As mentioned above, for convenience and setup speed we have bootstrapped a simple react app in the client folder using create-react-app. However, you are free to use any front end technologies you would like to build the interface. To this end, you are free to alter any of the existing project structure. Note that you may have to fiddle around with some of the start scripts if you change the folder structure dramatically. In any event, you will want to make sure that you keep the static/images folder (includes images for the cars) and the static/icons folder (includes, you guessed it, icons).

You can use any additional state management libraries, styling libraries, etc., that you want, as long as you are prepared to discuss your motivations and justifications.

We recommend using whatever you're most comfortable with.

The API

The API is exposed at http://localhost:3001. We have taken care of proxying requests from the dev server to the api server if you use the existing project structure.

The One and Only Endpoint:

  • /cars
    • HTTP GET: returns an array of all cars

Requirements

We ask that you spend no more than 2-3 hours on this challenge.
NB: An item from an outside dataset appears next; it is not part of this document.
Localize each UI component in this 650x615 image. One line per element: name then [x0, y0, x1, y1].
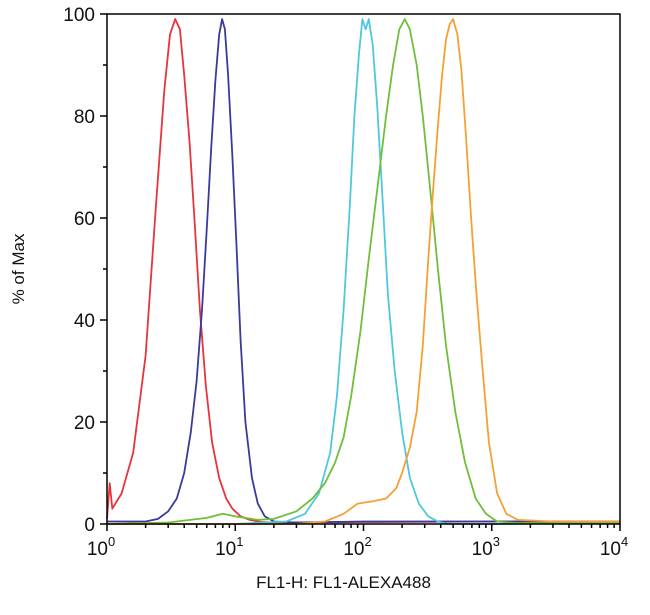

At a minimum, we would like to see these things:

  • Responsive design/layout of content based on the design mockup.
  • The ability to like/dislike cars and associated changes to the UI.
  • The ability to filter cars with the dropdown menu.

These last 2 items are described above in Functionality.

We will also examine your code for readability, architectural decisions, and modularity. If/when you meet with us, be prepared to talk about why and how you built your interface.

Bonus

If you have additional time after completing the requirements, we'd love to see what else you can do. Here are some ideas to get you started:

  • Sweet animations
  • Data loading states
  • Filter by search term
  • Unit/integration tests (the bootstrapped react app already has jest set up)
  • Any other cool things you think up

Submission

Please do all of your work on a feature branch on your fork named {your initials}-solution. Once you have completed the challenge, submit a pull request on your own forked copy of the repo.

IMPORTANT:

DO NOT submit a PR to our repository - We would like to keep all solution submissions separate and not in the public view. Follow these instructions if you are unsure of the process.

Questions / Problems / Stuck?

Reach out to doug@wrstudios.com. He's a pretty cool dude.

License

This project is licensed under the MIT license so that you may use it as a portfolio piece (or anything else) in the future.